Back at Echo Point, we took one more short hike down a steep staircase that leads onto one of the Three Sisters (which sister it is, I cannot say, but I’m sure she’s the prettiest).

View from a Sister:katoomba5

This staircase, called the Grand Staircase, affords the opportunity to descend 1,000 steps, but then one must also come back, and that is for the much more fit than myself. Returning from our Sister Stopping Point just 75 or so steps down was enough of a cardiovascular workout for me.

On the way out of town, we stopped and paid another visit to our Messianic friends at Common Ground, where they were still busy. We split vegetarian nachos and a sandwich. It was one of the best lunches I can recall. It’s no wonder they remain so crowded.

The proprietor at our B&B mentioned that the most popular season for the Blue Mountains is July because Sydneysiders like to get out of town for some Alpine style winter wonderland. What a funny concept.

Summer is coming up soon. And by Summer, of course, I mean Winter.

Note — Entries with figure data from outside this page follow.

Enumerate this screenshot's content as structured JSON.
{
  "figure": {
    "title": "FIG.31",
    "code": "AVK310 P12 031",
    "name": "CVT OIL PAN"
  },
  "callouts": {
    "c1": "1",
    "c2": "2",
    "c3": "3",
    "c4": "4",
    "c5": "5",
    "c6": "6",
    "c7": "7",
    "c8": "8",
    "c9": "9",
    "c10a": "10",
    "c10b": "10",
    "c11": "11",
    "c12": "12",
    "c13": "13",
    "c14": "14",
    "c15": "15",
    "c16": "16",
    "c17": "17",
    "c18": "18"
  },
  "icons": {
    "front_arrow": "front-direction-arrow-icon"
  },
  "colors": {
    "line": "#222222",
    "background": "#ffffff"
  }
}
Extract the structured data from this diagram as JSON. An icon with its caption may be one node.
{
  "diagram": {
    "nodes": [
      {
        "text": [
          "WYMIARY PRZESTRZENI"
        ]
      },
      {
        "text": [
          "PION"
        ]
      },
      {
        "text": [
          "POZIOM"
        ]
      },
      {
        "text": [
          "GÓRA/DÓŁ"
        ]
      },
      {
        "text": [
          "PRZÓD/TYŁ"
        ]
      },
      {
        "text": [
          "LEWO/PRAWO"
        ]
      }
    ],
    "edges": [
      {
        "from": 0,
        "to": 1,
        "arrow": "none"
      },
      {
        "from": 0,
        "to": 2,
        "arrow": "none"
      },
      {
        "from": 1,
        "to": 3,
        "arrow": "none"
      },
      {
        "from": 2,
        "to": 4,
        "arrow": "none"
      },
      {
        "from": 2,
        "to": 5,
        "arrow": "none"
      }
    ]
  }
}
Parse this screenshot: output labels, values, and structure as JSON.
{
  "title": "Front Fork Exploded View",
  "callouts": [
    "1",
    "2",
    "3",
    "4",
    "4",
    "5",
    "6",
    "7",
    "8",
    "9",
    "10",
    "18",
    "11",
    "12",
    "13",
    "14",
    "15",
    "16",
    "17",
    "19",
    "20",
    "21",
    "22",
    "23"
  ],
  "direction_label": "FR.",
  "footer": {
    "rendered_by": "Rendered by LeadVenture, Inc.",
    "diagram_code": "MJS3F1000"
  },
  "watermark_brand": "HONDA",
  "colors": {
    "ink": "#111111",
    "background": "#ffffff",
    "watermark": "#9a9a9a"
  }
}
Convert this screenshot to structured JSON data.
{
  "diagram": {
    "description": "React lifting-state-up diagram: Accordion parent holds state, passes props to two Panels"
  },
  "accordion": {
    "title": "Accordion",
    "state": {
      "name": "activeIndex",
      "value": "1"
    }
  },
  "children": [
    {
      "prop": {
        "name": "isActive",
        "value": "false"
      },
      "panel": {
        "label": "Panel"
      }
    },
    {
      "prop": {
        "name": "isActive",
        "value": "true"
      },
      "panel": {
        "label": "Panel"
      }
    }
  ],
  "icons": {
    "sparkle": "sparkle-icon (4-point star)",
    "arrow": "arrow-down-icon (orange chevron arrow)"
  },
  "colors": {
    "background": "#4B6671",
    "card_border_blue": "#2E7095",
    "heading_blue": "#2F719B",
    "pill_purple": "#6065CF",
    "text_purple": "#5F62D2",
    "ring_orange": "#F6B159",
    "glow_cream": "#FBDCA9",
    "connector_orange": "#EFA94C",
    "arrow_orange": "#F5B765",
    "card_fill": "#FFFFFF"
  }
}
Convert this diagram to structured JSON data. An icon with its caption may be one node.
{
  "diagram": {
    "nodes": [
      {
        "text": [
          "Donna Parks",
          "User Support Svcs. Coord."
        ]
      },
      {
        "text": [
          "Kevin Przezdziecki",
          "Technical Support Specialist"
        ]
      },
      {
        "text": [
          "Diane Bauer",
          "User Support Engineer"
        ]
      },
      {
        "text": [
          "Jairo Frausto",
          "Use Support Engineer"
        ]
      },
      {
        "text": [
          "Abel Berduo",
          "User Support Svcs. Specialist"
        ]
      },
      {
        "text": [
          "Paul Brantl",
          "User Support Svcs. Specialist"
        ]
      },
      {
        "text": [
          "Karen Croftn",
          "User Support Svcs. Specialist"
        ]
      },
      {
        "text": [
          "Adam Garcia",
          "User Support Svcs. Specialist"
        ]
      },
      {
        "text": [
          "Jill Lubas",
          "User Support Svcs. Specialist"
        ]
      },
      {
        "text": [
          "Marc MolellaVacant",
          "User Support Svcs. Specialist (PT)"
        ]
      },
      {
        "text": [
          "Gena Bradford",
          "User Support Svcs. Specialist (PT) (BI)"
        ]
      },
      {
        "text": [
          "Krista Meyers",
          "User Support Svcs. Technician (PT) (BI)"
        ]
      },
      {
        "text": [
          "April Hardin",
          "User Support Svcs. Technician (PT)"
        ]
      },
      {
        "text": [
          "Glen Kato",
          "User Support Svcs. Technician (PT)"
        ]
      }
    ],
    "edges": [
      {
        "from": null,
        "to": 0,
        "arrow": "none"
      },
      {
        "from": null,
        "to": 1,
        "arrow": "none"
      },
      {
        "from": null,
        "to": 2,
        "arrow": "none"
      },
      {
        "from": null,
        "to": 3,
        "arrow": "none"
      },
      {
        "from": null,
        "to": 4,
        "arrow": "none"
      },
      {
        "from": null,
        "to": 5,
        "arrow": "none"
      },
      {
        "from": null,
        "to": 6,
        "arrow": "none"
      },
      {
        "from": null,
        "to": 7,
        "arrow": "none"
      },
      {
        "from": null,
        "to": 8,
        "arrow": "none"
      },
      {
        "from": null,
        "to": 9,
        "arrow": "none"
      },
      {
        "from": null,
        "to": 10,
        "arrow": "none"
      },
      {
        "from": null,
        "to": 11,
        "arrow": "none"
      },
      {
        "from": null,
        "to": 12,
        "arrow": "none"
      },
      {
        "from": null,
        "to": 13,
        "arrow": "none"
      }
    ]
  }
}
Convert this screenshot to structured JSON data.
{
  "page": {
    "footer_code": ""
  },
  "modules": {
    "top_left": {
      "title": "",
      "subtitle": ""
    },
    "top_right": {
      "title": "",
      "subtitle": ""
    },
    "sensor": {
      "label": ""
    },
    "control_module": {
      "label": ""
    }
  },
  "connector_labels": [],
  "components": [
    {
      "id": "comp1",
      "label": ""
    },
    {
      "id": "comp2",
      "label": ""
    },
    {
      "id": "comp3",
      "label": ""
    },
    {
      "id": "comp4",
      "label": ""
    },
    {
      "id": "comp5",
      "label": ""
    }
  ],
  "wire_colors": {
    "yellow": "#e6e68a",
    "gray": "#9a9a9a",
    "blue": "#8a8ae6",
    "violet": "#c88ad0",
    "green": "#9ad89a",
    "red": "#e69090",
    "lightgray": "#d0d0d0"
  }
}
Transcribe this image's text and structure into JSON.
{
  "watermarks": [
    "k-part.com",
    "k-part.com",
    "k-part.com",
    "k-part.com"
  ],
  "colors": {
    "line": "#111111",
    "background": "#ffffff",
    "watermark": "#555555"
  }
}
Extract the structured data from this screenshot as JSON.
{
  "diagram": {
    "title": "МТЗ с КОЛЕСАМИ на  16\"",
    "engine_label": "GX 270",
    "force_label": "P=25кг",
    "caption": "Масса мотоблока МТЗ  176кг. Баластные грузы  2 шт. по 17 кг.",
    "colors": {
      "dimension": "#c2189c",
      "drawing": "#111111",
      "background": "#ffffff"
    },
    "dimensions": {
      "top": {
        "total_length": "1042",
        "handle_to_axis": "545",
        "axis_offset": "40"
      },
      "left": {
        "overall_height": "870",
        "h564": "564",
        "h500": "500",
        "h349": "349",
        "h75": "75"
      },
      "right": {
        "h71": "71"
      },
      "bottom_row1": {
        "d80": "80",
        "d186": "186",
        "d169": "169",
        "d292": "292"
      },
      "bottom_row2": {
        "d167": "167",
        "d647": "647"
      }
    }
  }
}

One thought on “The Blue Mountains

  1. niftypearl

    Wow Cristin! Thank you for sharing this!

    Are you saying that being pretty is an imperative for happiness? ALL the sisters are beautiful! Your photos are really incredible, you must have a fancy camera, and if you don’t I will love you all the more!

    YOU and NEB are beautiful, and we love you ~ safest of adventures!